Job title: Sr. Systems Engineer
Company: SMART Global Holdings
Job description: The Penguin Solutions™ portfolio, which includes Penguin Computing™ and Penguin Edge™, accelerates customers’ digital transformation with the power of emerging technologies in HPC, AI, and IoT with solutions and services that span the continuum of edge, core, and cloud. By designing highly advanced infrastructure, machines, and networked systems we enable the world’s most innovative enterprises and government institutions to build the autonomous future, drive discovery and amplify human potential.Overview
Penguin Solutions™ is seeking a self-starter with ambition for the purpose of HPC to serve as a Senior Systems Engineer. This engineer will provide dedicated, remote systems administration for complex, integrated environments involving high-performance computing, cloud, and enterprise systems. This position requires substantial technical skills and the ability to understand, document, configure, administer, troubleshoot, and resolve issues in Linux environments. This is a customer-facing position.Responsibilities
- Support a Linux-based, high-performance computing (HPC) and artificial intelligence (AI) environment featuring a wide range of technologies.
- Design, implement and maintain systems automation using Ansible.
- Recommending design improvements for fault tolerance, resilience, efficiency and performance of cluster components.
- Install, configure, and manage compute, storage, and networking infrastructure of Linux servers and virtual machines.
- Deploy, manage and maintain Ethernet and InfiniBand networking systems.
- Render professional, timely, and expert customer support.
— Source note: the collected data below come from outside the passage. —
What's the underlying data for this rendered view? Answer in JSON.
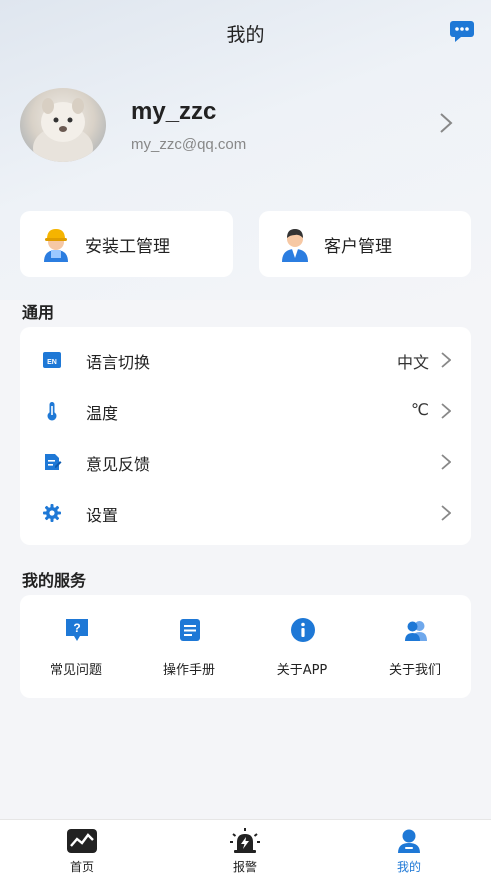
{
  "header": {
    "title": "我的"
  },
  "profile": {
    "username": "my_zzc",
    "email": "my_zzc@qq.com"
  },
  "management": [
    {
      "label": "安装工管理",
      "icon": "installer-worker-icon"
    },
    {
      "label": "客户管理",
      "icon": "customer-person-icon"
    }
  ],
  "general": {
    "title": "通用",
    "items": [
      {
        "label": "语言切换",
        "value": "中文",
        "icon": "language-en-icon"
      },
      {
        "label": "温度",
        "value": "℃",
        "icon": "thermometer-icon"
      },
      {
        "label": "意见反馈",
        "value": "",
        "icon": "feedback-edit-icon"
      },
      {
        "label": "设置",
        "value": "",
        "icon": "gear-icon"
      }
    ]
  },
  "services": {
    "title": "我的服务",
    "items": [
      {
        "label": "常见问题",
        "icon": "question-icon"
      },
      {
        "label": "操作手册",
        "icon": "manual-icon"
      },
      {
        "label": "关于APP",
        "icon": "info-icon"
      },
      {
        "label": "关于我们",
        "icon": "users-icon"
      }
    ]
  },
  "tabbar": {
    "items": [
      {
        "label": "首页",
        "icon": "home-chart-icon",
        "active": false
      },
      {
        "label": "报警",
        "icon": "alarm-siren-icon",
        "active": false
      },
      {
        "label": "我的",
        "icon": "user-icon",
        "active": true
      }
    ]
  },
  "colors": {
    "accent": "#1e78d6",
    "background": "#f4f5f8",
    "card": "#ffffff"
  }
}
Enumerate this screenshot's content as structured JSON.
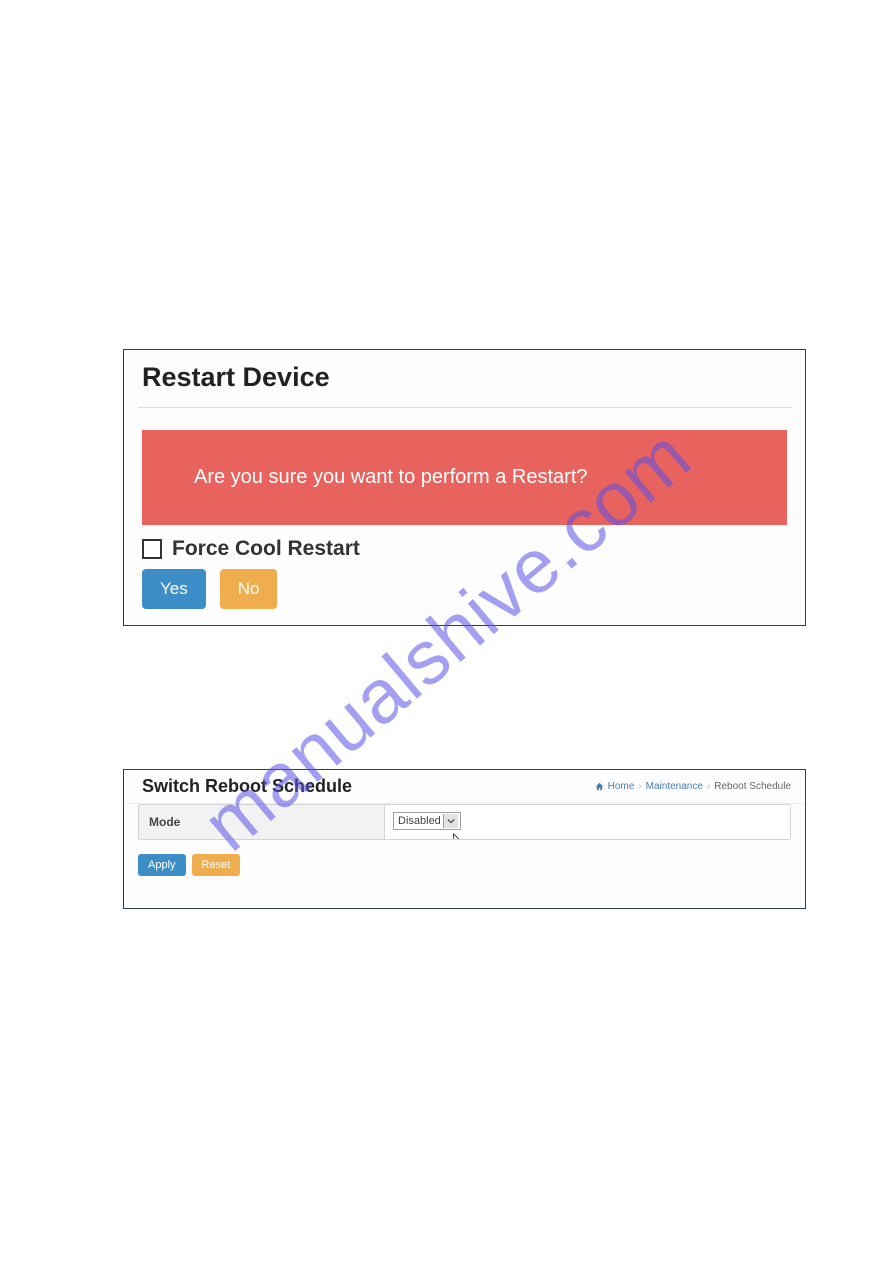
{
  "watermark": "manualshive.com",
  "restart_dialog": {
    "title": "Restart Device",
    "alert_message": "Are you sure you want to perform a Restart?",
    "checkbox_label": "Force Cool Restart",
    "yes_label": "Yes",
    "no_label": "No"
  },
  "reboot_schedule": {
    "title": "Switch Reboot Schedule",
    "breadcrumb": {
      "home": "Home",
      "level1": "Maintenance",
      "level2": "Reboot Schedule"
    },
    "mode_label": "Mode",
    "mode_value": "Disabled",
    "apply_label": "Apply",
    "reset_label": "Reset"
  }
}
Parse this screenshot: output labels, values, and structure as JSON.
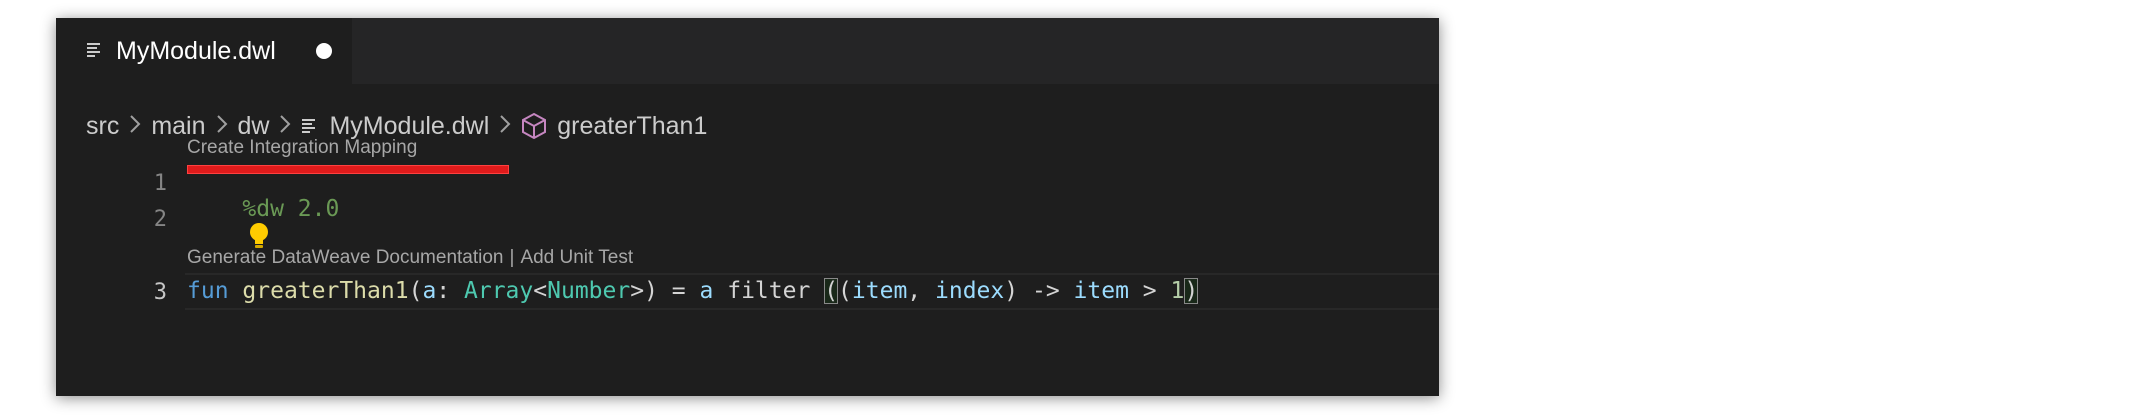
{
  "editor": {
    "tab": {
      "file_name": "MyModule.dwl",
      "file_icon": "file-lines-icon",
      "dirty": true
    },
    "breadcrumb": {
      "items": [
        "src",
        "main",
        "dw",
        "MyModule.dwl",
        "greaterThan1"
      ],
      "icons": {
        "file": "file-lines-icon",
        "symbol": "cube-icon"
      },
      "symbol_icon_color": "#c586c0"
    },
    "codelens": {
      "top": "Create Integration Mapping",
      "function_links": [
        "Generate DataWeave Documentation",
        "Add Unit Test"
      ],
      "separator": "|"
    },
    "lines": [
      {
        "number": "1",
        "text": "%dw 2.0"
      },
      {
        "number": "2",
        "text": ""
      },
      {
        "number": "3",
        "tokens": {
          "kw": "fun",
          "fn": "greaterThan1",
          "paren_open": "(",
          "param": "a",
          "colon": ":",
          "type1": "Array",
          "lt": "<",
          "type2": "Number",
          "gt": ">",
          "paren_close": ")",
          "eq": "=",
          "ref": "a",
          "op": "filter",
          "lambda_open": "(",
          "inner_open": "(",
          "arg1": "item",
          "comma": ",",
          "arg2": "index",
          "inner_close": ")",
          "arrow": "->",
          "item_ref": "item",
          "gtop": ">",
          "num": "1",
          "lambda_close": ")"
        }
      }
    ],
    "lightbulb_icon": "lightbulb-icon",
    "colors": {
      "background": "#1e1e1e",
      "tabbar": "#252526",
      "underline_highlight": "#e01b1b",
      "lightbulb": "#ffcc00"
    }
  }
}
- Manage and maintain all system software, specifically Penguin’s Scyld Suite.
- Implement, manage and maintain containerized and virtual environments such as OpenStack, OpenShift, Kubernetes, Singularity, VMware and RedHat Virtualization.
- Fully document processes, procedures, and work performed.
- Establish and maintain configuration management best practices.
- Support other engineers in the delivery of overall service.
- Participate in growing Penguin Solutions’™ technical capabilities through knowledge-sharing and team activities.
QualificationsMinimum Qualifications
- Bachelor’s Degree in Information Technology, Computer Science, or a related field of study (or equivalent experience in systems administration/engineering).
- 8+ years of hands-on experience with Linux (RedHat distributions preferred) server environments.
- Practical knowledge of the administration of high-performance computing (HPC) technologies or similar clustered Linux environments.
- Demonstrated scripting ability to support automation and system administration activities (ie. Ansible, Python, BASH, Perl).
- Familiarity with IPMI tools and BMC configuration and troubleshooting.
- Understanding of provisioning systems and the kickstart process.
- Ability to quickly learn new or unfamiliar technology and products independently using documentation and internet resources.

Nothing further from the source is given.